Or, ceux qui leur sont hostiles présentent cette image comme la définition même des migrants, occultant qu’en réalité la migration concerne d’abord les étudiants étrangers (32 % des primo-délivrances de titres de séjour), bien avant les demandeurs d’asile (16 %), qui sont également moins nombreux que les migrants économiques (17 %). Pourquoi cette manipulation ? Elle vise à faire croire que, chaque année, nous subissons, impuissants, l’arrivée de 300 000 personnes, à cause du droit international ou de la convention de Genève. C’est tout bonnement faux : la grande majorité des nouveaux entrants viennent pour leurs études ou pour le travail, des migrations volontaires que l’Etat peut parfaitement réguler selon ses besoins. Quant à l’asile, nous sommes loin de tout accepter : en 2024, seules 45 % des 133 000 demandes ont abouti. Enfin, accuser les textes internationaux d’attenter à notre souveraineté, c’est ignorer l’histoire de la France, qui a forgé ce droit protecteur au fil des tragédies. Défendre l’identité française, c’est aussi cela.
Le fait de ne pas autoriser les demandeurs d’asile à travailler, en les poussant vers l’économie informelle, ne contribue-t-il pas à assombrir leur image ?
Oui, il est vraiment temps d’en finir avec la quasi-impossibilité faite aux demandeurs d’asile de travailler. Cette mesure, instaurée sous le gouvernement d’Edith Cresson en 1991, pouvait se justifier à l’époque par l’idée d’un répit réparateur après le parcours migratoire. Mais aujourd’hui, elle crée plus de problèmes qu’elle n’en résout. Le travail est le meilleur levier d’insertion ; l’inactivité forcée érode les compétences, comme celles de ces codeurs informatiques syriens qui finissent par travailler au noir dans le bâtiment.

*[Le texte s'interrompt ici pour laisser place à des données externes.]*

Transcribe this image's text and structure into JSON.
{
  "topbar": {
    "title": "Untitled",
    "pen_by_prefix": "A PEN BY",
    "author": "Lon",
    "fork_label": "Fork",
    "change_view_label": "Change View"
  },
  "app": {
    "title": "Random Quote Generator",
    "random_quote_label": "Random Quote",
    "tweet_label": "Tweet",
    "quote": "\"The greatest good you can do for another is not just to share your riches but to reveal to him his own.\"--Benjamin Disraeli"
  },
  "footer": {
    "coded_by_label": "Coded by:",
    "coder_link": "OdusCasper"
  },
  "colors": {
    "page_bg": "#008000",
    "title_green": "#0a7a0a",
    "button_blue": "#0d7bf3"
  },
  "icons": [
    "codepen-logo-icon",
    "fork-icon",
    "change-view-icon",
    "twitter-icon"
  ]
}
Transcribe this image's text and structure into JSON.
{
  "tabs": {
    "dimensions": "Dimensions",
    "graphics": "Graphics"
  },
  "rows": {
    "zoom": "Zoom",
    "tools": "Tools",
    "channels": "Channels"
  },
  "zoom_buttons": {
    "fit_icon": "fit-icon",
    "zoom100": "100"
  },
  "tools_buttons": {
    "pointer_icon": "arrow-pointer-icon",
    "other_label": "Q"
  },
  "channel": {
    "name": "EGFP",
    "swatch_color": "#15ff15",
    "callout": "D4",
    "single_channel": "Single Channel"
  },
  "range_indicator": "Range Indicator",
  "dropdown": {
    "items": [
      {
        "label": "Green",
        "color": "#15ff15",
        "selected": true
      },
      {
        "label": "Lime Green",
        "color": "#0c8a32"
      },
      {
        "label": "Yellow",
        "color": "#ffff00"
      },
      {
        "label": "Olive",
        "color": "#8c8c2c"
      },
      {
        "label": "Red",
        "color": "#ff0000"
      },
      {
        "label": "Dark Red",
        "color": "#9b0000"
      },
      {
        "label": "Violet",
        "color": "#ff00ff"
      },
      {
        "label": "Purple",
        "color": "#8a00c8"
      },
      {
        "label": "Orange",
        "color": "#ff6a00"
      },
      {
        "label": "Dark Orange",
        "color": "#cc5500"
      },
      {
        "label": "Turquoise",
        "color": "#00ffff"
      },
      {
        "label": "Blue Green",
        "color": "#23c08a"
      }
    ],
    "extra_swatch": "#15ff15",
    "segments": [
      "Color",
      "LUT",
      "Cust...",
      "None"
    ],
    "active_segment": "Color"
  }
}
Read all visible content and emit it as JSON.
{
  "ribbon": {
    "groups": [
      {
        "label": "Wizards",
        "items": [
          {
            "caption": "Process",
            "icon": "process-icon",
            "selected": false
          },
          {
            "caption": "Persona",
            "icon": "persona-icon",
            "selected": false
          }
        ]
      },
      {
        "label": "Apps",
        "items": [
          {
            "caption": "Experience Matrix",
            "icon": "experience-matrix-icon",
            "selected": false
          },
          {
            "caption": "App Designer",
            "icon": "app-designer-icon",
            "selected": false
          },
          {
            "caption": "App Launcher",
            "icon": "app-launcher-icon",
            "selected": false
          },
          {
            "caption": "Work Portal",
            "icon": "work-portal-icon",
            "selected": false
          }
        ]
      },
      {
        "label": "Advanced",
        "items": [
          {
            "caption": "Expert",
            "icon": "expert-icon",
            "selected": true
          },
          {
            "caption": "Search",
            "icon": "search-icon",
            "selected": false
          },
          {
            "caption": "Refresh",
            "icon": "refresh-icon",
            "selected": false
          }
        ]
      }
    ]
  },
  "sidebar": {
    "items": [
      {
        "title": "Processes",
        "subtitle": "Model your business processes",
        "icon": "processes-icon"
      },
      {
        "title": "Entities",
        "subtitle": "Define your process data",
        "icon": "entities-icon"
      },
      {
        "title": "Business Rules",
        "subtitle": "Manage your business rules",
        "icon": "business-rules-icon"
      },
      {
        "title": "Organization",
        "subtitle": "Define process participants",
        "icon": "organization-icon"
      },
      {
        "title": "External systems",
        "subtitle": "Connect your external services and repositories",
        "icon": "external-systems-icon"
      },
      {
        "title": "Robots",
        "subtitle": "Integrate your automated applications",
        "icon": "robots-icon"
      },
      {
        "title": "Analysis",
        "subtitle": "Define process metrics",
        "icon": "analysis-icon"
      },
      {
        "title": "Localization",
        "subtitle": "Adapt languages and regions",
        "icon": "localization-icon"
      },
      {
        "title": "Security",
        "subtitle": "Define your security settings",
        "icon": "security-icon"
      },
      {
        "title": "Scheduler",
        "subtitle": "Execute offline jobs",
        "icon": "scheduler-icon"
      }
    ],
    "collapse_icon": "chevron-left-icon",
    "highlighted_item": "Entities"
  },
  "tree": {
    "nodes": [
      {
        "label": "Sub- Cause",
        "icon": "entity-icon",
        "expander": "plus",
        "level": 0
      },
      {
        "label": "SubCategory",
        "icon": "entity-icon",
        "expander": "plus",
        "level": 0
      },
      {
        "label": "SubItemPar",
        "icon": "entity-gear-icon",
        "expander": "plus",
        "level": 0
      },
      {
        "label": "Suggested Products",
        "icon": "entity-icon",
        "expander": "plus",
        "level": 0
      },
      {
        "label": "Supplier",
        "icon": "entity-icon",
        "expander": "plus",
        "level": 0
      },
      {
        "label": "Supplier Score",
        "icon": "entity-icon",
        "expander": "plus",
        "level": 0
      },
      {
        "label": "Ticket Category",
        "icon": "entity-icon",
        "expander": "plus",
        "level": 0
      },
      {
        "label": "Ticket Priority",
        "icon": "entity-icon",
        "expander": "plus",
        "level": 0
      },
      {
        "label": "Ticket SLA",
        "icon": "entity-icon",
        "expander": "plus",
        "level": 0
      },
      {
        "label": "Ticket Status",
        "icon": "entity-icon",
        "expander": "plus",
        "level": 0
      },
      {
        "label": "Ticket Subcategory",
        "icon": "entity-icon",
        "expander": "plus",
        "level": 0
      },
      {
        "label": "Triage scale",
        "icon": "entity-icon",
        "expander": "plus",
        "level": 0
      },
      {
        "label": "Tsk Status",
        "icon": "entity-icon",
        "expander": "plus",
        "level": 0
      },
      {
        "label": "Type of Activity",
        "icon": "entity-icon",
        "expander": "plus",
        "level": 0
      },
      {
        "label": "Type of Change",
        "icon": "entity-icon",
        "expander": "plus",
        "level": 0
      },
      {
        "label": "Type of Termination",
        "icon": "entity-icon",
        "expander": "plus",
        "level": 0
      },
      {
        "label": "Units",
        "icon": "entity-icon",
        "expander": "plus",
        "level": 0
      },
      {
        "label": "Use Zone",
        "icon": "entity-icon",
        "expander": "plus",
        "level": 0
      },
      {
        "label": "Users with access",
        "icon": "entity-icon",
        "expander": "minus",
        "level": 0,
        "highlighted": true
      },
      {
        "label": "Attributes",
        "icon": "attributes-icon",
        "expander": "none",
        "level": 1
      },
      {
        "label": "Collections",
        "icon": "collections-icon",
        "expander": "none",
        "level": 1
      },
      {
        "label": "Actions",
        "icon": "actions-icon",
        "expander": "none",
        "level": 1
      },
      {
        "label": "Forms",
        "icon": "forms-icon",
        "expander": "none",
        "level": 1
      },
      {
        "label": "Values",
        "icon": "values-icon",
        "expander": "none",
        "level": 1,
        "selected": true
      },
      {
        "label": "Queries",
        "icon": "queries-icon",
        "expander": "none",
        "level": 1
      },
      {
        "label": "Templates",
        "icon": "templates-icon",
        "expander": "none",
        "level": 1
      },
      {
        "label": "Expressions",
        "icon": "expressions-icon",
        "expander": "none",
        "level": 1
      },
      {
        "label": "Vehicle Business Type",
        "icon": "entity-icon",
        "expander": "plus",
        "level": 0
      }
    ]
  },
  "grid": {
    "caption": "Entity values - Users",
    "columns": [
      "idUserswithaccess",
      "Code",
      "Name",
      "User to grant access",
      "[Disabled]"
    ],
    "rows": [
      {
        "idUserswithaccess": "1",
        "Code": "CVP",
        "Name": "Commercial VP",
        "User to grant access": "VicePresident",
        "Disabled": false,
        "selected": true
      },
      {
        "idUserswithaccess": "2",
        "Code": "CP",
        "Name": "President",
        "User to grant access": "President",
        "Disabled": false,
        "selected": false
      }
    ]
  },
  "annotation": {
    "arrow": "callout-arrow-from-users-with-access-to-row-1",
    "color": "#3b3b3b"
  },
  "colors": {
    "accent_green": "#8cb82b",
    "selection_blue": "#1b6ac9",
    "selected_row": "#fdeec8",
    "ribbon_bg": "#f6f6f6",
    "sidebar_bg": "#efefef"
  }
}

Finalement, tout le monde y perd : l’individu, mais aussi la collectivité, qui aurait intérêt à ce que les nouveaux venus occupent des emplois qualifiés, gagnent bien leur vie et cotisent beaucoup. Les cantonner aux « emplois dont personne ne veut » est une mauvaise idée.
Que nous apprend la différence de traitement des réfugiés syriens et ukrainiens ?
En 2015, sur 1,5 million de Syriens arrivés en Europe, près de 1 million ont été accueillis par l’Allemagne, laissant seulement quelques centaines de milliers de réfugiés pour les autres pays européens. Pourtant, la rhétorique de crise, la non-coopération et le populisme l’ont emporté. En 2022, 4 millions d’Ukrainiens sont arrivés, et l’accueil s’est fait paisiblement, sans que soient évoquées ni une « crise » ni une « submersion ». On a aussi constaté alors la vacuité de la thèse de l’« appel d’air ». Les Ukrainiens, contrairement aux autres demandeurs d’asile, pouvaient choisir leur destination, mais très peu sont venus en France : quatre à cinq fois moins qu’attendu, par rapport à l’Allemagne ou à la Pologne. Cela montre que les réfugiés privilégient la proximité, les communautés existantes et les affinités culturelles ou linguistiques. Comme les Ukrainiens, la plupart des Syriens ou des Afghans préfèrent rester près de chez eux ; ceux qui vont plus loin le font faute de soutien international à ces pays voisins, où la situation devient alors intenable. Il est étonnant que ceux qui veulent moins de réfugiés au nord s’intéressent si peu à la coopération internationale, pourtant la meilleure réponse qui soit.
Que faire pour contrer les récits xénophobes ?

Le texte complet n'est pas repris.